02 agosto 2006

Isabel do Carmo e a guerra

Isabel do Carmo escreve no Público uma crónica sobre “as imagens de destruição do Líbano” com o título de “Vemos ouvimos e lemos” (indisponível para não assinantes).
A crónica não se distingue das que os antipatizantes de Israel têm vindo a escrever. “Vemos, ouvimos e lemos, não podemos ignorar”, terá dito a Sophia (eu não confirmo).
E o que leu IC? Leu Sebald. História Natural da Destruição, a memória dos bombardeamentos das cidades alemãs nos últimos dias da II Guerra Mundial. Nessa altura, no Reino Unido, o partido da bomba decidiu que iria utilizar o imenso potencial de armamento acumulado, para castigar o nazismo agonizante através da punição exemplar das suas grandes cidades. Como na invasão do Iraque, a grande e última explicação para o feito militar foi: temos os meios e os planos. Diz Sebald que o único local onde a missão foi debatida, foi o Parlamento britânico. A França, recentemente libertada, não estava em condições de o fazer. A União Soviética dirigia-se a Berlim para vingar os vinte milhões de mortos e desenhar o mapa do pós-guerra.

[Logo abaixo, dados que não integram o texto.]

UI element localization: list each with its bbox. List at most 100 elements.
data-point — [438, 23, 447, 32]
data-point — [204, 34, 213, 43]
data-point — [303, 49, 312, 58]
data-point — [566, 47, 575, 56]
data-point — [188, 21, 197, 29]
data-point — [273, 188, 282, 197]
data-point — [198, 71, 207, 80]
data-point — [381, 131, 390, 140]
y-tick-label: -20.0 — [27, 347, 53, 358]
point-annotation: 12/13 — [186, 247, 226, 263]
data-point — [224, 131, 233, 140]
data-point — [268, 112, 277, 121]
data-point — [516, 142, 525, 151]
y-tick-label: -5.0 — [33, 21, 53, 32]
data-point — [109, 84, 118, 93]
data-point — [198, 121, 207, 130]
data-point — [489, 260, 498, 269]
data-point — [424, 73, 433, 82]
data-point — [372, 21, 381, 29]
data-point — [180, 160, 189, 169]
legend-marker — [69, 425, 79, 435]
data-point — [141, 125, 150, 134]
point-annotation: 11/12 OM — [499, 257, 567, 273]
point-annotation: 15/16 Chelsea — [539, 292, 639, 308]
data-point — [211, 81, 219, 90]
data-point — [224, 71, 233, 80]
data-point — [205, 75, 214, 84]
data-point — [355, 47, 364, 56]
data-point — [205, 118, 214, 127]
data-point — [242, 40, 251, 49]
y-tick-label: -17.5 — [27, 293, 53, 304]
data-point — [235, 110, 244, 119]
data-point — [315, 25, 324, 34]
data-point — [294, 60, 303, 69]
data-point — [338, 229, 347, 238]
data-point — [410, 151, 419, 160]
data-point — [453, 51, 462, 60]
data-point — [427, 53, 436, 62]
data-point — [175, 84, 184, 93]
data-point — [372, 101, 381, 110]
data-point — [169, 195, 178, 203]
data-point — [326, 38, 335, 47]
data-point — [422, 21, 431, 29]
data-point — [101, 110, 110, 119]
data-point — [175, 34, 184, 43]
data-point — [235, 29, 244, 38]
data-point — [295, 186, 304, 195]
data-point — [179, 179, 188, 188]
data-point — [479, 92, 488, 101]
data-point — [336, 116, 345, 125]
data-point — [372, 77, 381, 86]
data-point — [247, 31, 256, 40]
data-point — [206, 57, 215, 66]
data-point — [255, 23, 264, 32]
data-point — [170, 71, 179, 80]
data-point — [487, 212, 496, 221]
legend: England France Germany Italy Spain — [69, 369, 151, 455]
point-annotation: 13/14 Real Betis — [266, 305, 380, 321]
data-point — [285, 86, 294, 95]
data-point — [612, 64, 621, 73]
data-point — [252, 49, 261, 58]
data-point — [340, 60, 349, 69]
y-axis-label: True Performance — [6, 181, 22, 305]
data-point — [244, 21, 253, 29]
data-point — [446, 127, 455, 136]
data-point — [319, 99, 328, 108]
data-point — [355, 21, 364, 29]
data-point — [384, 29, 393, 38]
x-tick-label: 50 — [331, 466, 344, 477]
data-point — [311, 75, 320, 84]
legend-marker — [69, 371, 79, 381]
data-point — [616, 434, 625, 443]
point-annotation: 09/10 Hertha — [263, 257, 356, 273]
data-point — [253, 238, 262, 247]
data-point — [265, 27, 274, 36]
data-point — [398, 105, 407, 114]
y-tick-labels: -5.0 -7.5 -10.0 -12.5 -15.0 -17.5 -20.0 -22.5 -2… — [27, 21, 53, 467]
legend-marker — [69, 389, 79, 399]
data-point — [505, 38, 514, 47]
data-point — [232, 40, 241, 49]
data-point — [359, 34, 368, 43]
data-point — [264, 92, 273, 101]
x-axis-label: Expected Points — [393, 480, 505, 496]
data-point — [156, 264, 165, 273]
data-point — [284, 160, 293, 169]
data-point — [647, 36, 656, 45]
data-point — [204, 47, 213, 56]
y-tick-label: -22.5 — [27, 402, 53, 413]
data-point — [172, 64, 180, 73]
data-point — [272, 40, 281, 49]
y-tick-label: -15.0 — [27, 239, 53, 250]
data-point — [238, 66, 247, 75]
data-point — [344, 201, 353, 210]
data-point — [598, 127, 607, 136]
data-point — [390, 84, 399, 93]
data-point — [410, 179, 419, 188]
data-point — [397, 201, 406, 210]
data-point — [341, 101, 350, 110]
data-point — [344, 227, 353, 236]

E à América, como demonstraria mais tarde em Hiroxima, este tipo de punição não lhe desagradava. O bombardeamento das cidades alemãs obedeceu a uma estratégia deliberada de destruição, com vagas sucessivas de ataques que se completavam no afã destruidor. Só no bombardeamento de Dresden terão morrido dezenas de milhar de pessoas.
A selvajaria do ataque, a barbaridade do morticínio, não invalidam que na Segunda Guerra Mundial, os valores da democracia, da liberdade de expressão, do convívio entre povos e nações, da igualdade das raças e etnias, estivesse do lado dos britânicos. Condenamos os crimes cometidos pelos Aliados mas saudamos a sua vitória.
Ora o que alguma esquerda faz é acumular os relatos parciais da guerra do Líbano para não discutir a natureza da guerra, as suas causas e objectivos. Israel é o agressor. Um bombardeamento é um bombardeamento. A razão está sempre do lado dos bombardeados, mesmo que seja uma rampa de lançamentos de mísseis, um campo de treino de suicidas, uma estação de espionagem. Identificado o agressor, o resto vem por si. A opinião pública europeia, sensível às causas, exigirá a paz, o desarmamento, a reposição do estado anterior à guerra. Não se sabe como, porque, em nome do anti imperialismo, recusamos a presença de tropas nossas no teatro das guerras, o que significa que os Hezbolahs e os sírios, os iranianos e a miríade de movimentos radicais da área, ficarão com terreno livre para rearmarem os postos de onde um dia hão-de varrer o Estado agressor da face da terra.
IC leu Sebal e viu e ouviu. Mas nunca se ouve tudo. E infelizmente tendemos a ouvir o que nos agrada e justifica as nossas opções prévias, os nossos conceitos, as certezas que nos restam. Talvez se ela tivesse lido o Sebald de Os Emigrantes, o Sebald de Austerlitz a sua visão fosse mais alargada e hesitasse um pouco ao escrever uma frase como aquela a que o editor deu destaque: “Israel não esteve em sítio nenhum ou esteve vagamente há 2000 anos.”
No fim, mostrando-se muito bem informada sobre Israel, IC cita sete organizações de mulheres israelitas pela paz e lamenta a sua falta de visibilidade. Ficaria bem um lamento semelhante pelo silêncio do campo árabe moderado, laico, que se opõe à guerra santa e à guerra de civilizações.